Accueil Actu

Au Cachemire pakistanais, les réfugiés craignent pour leurs familles côté indien

"Je m'inquiète pour ma famille" : les réfugiés du Cachemire indien vivant de l'autre côté de la frontière, au Cachemire pakistanais, disaient avoir peur pour leurs proches lundi après la révocation par l'Inde de l'autonomie constitutionnelle de la région, qui fait craindre de nouvelles violences.

Beaucoup parmi les quelque 250 habitants du camp de réfugiés de Manak Paiyan, près de Muzaffarabad, la plus grande ville du Cachemire sous contrôle pakistanais, ont fui les combats des années 1990. Mais tous conservent de la famille de l'autre côté de la Ligne de contrôle (LOC), la frontière de facto entre les deux pays.

Depuis des décennies, ils communiquent principalement par téléphone, et plus récemment par vidéo et appels WhatsApp.

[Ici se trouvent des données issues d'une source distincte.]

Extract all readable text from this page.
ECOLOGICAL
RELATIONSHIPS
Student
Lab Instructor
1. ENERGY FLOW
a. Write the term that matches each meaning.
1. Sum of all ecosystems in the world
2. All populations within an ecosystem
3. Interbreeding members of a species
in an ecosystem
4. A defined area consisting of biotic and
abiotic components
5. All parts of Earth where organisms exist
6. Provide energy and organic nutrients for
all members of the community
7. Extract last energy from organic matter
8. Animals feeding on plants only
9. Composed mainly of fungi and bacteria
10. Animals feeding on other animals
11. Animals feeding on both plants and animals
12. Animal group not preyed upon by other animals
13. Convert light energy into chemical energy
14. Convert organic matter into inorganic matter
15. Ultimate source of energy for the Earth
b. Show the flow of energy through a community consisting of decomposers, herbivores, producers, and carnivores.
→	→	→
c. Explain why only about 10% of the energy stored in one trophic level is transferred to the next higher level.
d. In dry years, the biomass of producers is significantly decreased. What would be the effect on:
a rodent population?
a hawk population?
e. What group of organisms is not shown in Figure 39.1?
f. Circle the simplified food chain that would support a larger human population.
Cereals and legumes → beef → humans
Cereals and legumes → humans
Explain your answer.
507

Mais l'Inde a coupé dimanche les télécommunications et interdit les "rassemblements et réunions publiques" dans cette partie du Cachemire.

Khadija Bibi dit avoir perdu son père il y a tout juste deux jours. Mais elle n'a depuis lors pas été en mesure de parler à sa famille. "Les routes sont fermées et nous n'avons aucun moyen d'y aller. Internet, téléphone, tout est coupé", regrette-t-elle.

Le gouvernement indien a annoncé lundi la révocation de l'autonomie constitutionnelle du Cachemire, une décision explosive qui vise à placer sous une tutelle plus directe de New Delhi cette région rebelle revendiquée par le Pakistan.

Cette mesure devrait exacerber la rébellion sanglante au Cachemire sous contrôle indien, qui a coûté la vie à plus de 70.000 personnes, principalement des civils, depuis 1989.

Elle devrait aussi renforcer l'animosité avec le Pakistan, qui comme l'Inde dispose de l'arme nucléaire et revendique l'autre moitié du Cachemire. Les deux voisins se sont déjà livré deux guerres pour ce territoire depuis leur partition en 1947, à la fin du joug colonial britannique.

- "Pas d'informations" -

"Je ne sais pas ce qui va se passer... Je m'inquiète pour ma famille. Je n'ai pas d'informations sur eux", peste Mohammad Altaf, 32 ans, qui se dit "très énervé".

Usman Hashim, qui a laissé les siens derrière lui lorsqu'il a fui au Pakistan en 1992, dit craindre que "quelque chose" puisse leur arriver. "Le monde devrait s'en rendre compte. (...) Ils devraient sauver la vie d'êtres humains", lance-t-il.

Quelque 38.000 réfugiés du Cachemire sous contrôle indien vivent dans des camps côté pakistanais, selon les autorités.

Les nationalistes hindous au pouvoir en Inde ont passé lundi un décret présidentiel abolissant un statut spécial de l'État du Jammu-et-Cachemire (nord), qui était garanti par la Constitution indienne et permettait à cette région de légiférer sur tous les sujets à l'exception de la défense, des Affaires étrangères et des communications.

Mais nombre d'habitants de cette région himalayenne à majorité musulmane sont hostiles à l'Inde et attachés à leur autonomie qui prévalait depuis les débuts de la république fédérale indienne il y a sept décennies.

En prévision de possibles troubles, les autorités indiennes avaient déployé ces dix derniers jours plus de 80.000 paramilitaires supplémentaires dans cette zone déjà hautement militarisée.

Pour Mohammad Yaseen Rana, le frère de Khadija Bibi, la décision indienne est l'étape "le plus cruelle" dans un conflit pourtant long et sanglant. Et d'affirmer : "nous n'accepterons jamais cela."